A vida atual deixou algumas
coisas para trás, normal, isso acontece de tempos em tempos. Uma dessas coisas
que ficaram no passado é a habilidade de consertar algo quando quebra, de
construir alguma coisa com as próprias mãos quando preciso, de aprender
serviços manuais corriqueiros de manutenção. Ou nós contratamos alguém para
fazer isso ou trocamos imediatamente aquilo que quebrou. Isso incomoda bastante
Ove, o personagem central do livro “Um
Homem Chamado Ove” (En Man Som Heter
Ove, no original) do sueco Fredrik Backman. Primeiro romance deste
jornalista foi publicado na terra natal em 2012 e virou sucesso editorial com
mais de 600 mil cópias vendidas, tradução para vinte e tantos países e início
de adaptação para o cinema. O selo Alfaguara da Editora Objetiva publica aqui
esse ano este romance com 352 páginas e tradução de Paulo Chagas Souza. Ove, o
protagonista, tem 59 anos e é completamente avesso a conversinhas, bate-papos e
futilidades. Para ele tudo é bastante direto e muito simples, o que acaba por
lhe dar um entendimento bem peculiar sobre diversos assuntos. Sua única
preocupação no momento é conseguir morrer, se matar. Sim, isso mesmo. Desde que
a esposa faleceu e ele foi aposentado pela empresa que dedicou vários anos de
bons serviços, não encontra mais nada que indique valer a pena levantar da
cama. Se dedicando com afinco a esse projeto de suicídio sempre é interrompido por
algum vizinho maluco (na sua concepção, lógico) e após sucessivas tentativas
frustradas as coisas vão mudando um pouco de aspecto. O protagonista criado
pelo autor é honesto acima de tudo, com um senso de justiça forte, robusto como
um touro, mas que tem pensamentos não muito confortáveis sobre questões como
imigrantes e cor da pele, por exemplo. Justificável pela maneira como foi
criado, assim se demonstra nas páginas do livro que recortam presente e
passado, serve para expor também, por conseguinte, o pensamento do autor em
questões delicadas que até servem de desafogo para algumas boas piadas, mas incomodam em certa quantia. “Um
Homem Chamado Ove” é um livro sobre seguir em frente, sobre como as pessoas
podem se transformar se tiverem outras ao redor, sobre o poder da compaixão e
da bondade sem interesses. Além disso, é um livro sobre o amor universal de
duas pessoas durante toda uma vida, coisa tão rara hoje em dia como as
habilidades descritas no início do texto.
Nota: 6,0
É muito improvável que em algum
momento da vida você não tenha deparado com alguma banquinha no meio da rua ou
na frente de um bar com uma tabela cheia de números e uma pessoa riscando uma
pequena caderneta de papel. O jogo do bicho, criado no final do século 19 no
Rio de Janeiro, existe por todo o país, e, mesmo hoje ainda exibe muita força e
faturamento elevado. Uma contravenção pela lei, é suportado por governos que,
não obstante, retiram dele algum tipo de propina para consentimento, assim como
os órgãos de segurança. O jogo é o segundo maior arrecadador de apostas do país
atrás apenas da Mega-Sena e age com milhares de cambistas operando, sem pagar
impostos e fabricando impérios. O escritor Alexandre Fraga aborda esse mundo em
“Oeste – A Guerra do Jogo do Bicho”,
lançado ano passado pela Editora Record com 308 páginas. O autor tem dois
outros romances no currículo, “Quando os Demônios Vão ao Confessionário” de
2002 e “Canibal de Copacabana” de 2008, e é policial federal e bacharel em Direito.

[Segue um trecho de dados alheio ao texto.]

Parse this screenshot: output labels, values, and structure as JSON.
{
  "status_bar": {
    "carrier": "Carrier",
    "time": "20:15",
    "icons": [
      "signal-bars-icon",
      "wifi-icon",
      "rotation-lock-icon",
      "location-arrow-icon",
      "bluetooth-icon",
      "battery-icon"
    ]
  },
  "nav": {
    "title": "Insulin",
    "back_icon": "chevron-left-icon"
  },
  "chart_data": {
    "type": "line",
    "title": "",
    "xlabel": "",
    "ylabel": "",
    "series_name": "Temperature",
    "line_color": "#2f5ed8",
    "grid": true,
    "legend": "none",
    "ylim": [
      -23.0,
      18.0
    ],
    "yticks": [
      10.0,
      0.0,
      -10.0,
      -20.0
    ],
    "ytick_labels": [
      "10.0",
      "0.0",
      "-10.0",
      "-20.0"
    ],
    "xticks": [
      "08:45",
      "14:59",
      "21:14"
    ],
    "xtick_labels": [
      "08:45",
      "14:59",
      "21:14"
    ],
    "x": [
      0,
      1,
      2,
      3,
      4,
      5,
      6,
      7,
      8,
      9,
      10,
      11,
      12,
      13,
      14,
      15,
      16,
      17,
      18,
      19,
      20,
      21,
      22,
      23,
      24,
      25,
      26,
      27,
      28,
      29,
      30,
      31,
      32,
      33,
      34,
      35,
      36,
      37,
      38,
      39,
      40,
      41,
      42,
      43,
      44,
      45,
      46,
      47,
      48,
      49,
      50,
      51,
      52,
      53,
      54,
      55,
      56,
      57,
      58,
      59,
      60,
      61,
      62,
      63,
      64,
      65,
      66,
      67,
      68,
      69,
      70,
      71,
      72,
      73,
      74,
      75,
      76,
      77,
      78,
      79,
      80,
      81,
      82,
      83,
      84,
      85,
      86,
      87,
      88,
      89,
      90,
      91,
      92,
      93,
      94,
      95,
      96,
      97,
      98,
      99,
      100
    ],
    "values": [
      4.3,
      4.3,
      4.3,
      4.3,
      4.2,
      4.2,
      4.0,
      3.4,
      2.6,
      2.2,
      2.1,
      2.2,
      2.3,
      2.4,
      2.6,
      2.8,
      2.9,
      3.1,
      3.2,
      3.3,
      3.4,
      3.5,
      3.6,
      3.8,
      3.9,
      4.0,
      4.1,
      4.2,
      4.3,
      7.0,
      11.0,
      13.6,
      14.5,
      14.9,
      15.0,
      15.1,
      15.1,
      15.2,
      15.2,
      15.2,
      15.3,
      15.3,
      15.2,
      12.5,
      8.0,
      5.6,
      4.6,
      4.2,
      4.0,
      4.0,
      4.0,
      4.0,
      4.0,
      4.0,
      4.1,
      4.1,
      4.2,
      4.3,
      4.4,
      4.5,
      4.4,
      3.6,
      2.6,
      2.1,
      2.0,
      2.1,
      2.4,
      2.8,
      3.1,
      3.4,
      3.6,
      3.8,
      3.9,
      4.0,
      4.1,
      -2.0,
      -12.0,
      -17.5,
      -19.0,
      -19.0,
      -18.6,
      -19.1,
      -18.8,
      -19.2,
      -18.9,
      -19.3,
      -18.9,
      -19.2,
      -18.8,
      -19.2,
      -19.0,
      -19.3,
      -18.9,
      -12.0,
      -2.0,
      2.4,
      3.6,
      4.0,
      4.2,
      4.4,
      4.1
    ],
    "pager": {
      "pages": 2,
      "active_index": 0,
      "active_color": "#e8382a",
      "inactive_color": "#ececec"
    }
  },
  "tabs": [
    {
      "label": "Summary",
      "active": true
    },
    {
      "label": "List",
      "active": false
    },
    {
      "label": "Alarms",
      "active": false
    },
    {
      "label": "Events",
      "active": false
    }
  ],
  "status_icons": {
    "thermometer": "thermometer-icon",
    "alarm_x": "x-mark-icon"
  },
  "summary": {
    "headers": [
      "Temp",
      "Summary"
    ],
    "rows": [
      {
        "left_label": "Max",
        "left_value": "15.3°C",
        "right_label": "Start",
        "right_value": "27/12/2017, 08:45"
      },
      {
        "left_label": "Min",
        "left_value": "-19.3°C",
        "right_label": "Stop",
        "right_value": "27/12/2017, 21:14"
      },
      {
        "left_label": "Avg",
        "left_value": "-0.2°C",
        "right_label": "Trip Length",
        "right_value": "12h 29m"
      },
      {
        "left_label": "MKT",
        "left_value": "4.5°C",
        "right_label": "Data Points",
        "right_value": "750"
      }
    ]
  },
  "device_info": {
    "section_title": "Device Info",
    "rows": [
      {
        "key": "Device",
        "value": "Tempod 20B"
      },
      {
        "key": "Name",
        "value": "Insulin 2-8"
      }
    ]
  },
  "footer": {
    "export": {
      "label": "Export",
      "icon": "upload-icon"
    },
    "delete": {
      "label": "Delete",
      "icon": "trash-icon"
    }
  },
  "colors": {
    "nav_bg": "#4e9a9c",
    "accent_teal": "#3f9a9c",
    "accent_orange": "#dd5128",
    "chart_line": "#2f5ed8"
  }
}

Inspirado em fatos reais, principalmente na guerra do jogo do bicho iniciada no
Rio de Janeiro nos anos 90 com a morte de Castor de Andrade, Alexandre Fraga
amplia as linhas temporais e imaginárias criando um bom thriller policial com
drama, muita violência e algum humor. A trama inicia quando Nabor, o chefe
maior dos bicheiros do estado, sai da cadeia e começa a retomar o poder. Quando
de súbito falece, a briga pela sucessão ganha tons de sangue. Na ampliação dos
negócios para além do jogo escrito em papel (que agora é feito também em
máquinas eletrônicas), com a inclusão dos rentáveis caça-níqueis que vendem
ainda mais a ilusão do dinheiro fácil e rápido, se apresenta uma guerra sem fim
pelo poder e por territórios. Muitos dos fatos explorados em “Oeste” realmente aconteceram e os
pseudônimos utilizados no livro são facilmente identificáveis. Com os direitos
vendidos para o cinema e comparações (menos, menos) com “O Poderoso Chefão” de
Mario Puzo, a obra flui muito bem, com ritmo acelerado e excelentes personagens
como o advogado gago Estélio e o assassino de aluguel Já Morreu. Alexandre
Fraga sabe do que está falando e vai bem ao ilustrar um negócio que atua aos
olhos do povo, mesmo sendo contra a lei e não gerando frutos diretos ao estado,
sendo baseado em propinas e agrados. No entanto, bem que a revisão do livro
podia ser mais cuidadosa. Ajudaria mais.